Where we are today (March 2024)
Balancing being a happy little home hermit who also had a travelling soul
I’ve just celebrated my 51st Birthday and I’ve had cancer now for 2 years and 2 months; where the hurdles and despair have been so tough, so dark at times ….but the highlight reels of family life have also brought me such joy. Each celebration more poignant, more special than ever before. The every day beautiful ordinariness of life is the source of my joy. Honestly. Sounds a bit too much like toxic positivity? It’s not. It’s a balance always with the dark days.

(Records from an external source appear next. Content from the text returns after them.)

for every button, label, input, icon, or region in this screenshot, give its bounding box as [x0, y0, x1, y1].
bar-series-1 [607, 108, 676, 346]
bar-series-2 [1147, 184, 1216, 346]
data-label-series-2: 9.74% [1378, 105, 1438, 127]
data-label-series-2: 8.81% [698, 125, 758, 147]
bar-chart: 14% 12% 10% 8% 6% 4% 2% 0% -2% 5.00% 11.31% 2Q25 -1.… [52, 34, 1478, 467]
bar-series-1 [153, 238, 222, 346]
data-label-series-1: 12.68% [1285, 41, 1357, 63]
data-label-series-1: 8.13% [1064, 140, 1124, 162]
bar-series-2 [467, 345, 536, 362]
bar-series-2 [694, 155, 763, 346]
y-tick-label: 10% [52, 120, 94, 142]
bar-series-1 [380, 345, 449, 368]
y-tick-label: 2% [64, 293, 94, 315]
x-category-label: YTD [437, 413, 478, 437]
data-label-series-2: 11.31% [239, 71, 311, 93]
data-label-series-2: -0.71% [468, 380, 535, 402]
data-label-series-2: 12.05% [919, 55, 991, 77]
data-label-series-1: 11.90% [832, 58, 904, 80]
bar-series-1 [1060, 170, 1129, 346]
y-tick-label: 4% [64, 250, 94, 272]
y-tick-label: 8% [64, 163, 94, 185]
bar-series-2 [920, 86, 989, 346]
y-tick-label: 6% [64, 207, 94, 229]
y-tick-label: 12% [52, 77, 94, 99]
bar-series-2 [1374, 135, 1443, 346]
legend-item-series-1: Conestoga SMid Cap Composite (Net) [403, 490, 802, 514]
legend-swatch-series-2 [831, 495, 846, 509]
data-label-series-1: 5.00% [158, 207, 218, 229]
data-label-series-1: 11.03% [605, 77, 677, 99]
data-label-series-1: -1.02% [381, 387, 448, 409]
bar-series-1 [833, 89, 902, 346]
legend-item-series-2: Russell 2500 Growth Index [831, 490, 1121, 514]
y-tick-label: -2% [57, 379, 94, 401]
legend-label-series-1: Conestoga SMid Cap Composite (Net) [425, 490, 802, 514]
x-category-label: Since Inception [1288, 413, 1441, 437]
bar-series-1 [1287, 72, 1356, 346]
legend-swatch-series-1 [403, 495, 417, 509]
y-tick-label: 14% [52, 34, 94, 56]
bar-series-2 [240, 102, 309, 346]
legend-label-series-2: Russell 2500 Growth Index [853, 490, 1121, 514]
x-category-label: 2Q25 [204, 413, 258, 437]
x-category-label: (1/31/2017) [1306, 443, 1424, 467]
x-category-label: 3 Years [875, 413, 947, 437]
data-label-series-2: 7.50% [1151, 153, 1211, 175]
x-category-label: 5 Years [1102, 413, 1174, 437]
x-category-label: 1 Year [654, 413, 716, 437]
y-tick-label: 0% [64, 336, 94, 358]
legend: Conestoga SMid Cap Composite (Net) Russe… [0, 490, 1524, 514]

When your life’s breath can get taken away at any point, life in all its guises becomes all the more precious and my perspective on life and what truly matters is like a veil lifting. So many of us facing immortality, tragedy and loss say similar things - I’ll never thank cancer (ever) but I appreciate my news lens that’s for sure.
Where are we now?
I’ve been on my new treatment plan for 9 months now and early this week I had my 3 monthly restaging scan to discover whether there was movement or stability. A painful week of waiting in between the scan and the results day but the tiny little word of ‘stability’ resounded in my ears on Monday afternoon. The cancer is stable. My favourite word in the Oxford Dictionary. STABLE. STABILITY.
This chemo style tablet I take doesn’t have a long lifetime efficacy so I am really trying to look after myself to keep my mind and body as strong as I can. Cold plunges every morning have been a slightly odd ‘pleasure’ as the feeling when you get out is just unreal. So life affirming! Some good old ‘Wim Hoff’ breathing techniques are a daily must do. Yoga, stretching, meditating, praying, eating organically, getting outdoors every day, swimming are all part of my daily life. My new aim - to put some muscle back into my skinny chicken legs. One of the side affects is weight loss - so we are on a ‘mission to get chubby’ as Michael puts it. 🤓
It takes a lot to keep myself alive to put it frankly. My body fails at times with the side effects and the day can often feel doomed before it’s begun. It takes a lot of effort to refuse to let it get me down whilst also acknowledging there are some days which are rest days or ‘meh days’ where goals are merely: slippers, book, snuggle, stroke the dog on the sofa all day and try to eat something.
So longish term, I stay on this drug for as long as possible, and short term I get 2 of my daughters through A levels and GCSEs 😬 ….and we keep on doing the best we can as a family.
My next stop would be a clinical trial which my oncologist has said due to my good health (🤣), young age (🤣) , and fitness, plus …..and this is the one I love the most…. ‘my positive mind set’ means I’d be a candidate. So …. More Hope on the horizon.
In the meantime I pray for my girls as they navigate this as they are my everything and my heart breaks for them and I am often brought to tears by their bravery, love, and general wonderfulness. And I stand with Michael, who lives this life neither of us chose or imagined alongside me so steadfastly, and who I couldn’t be doing this without.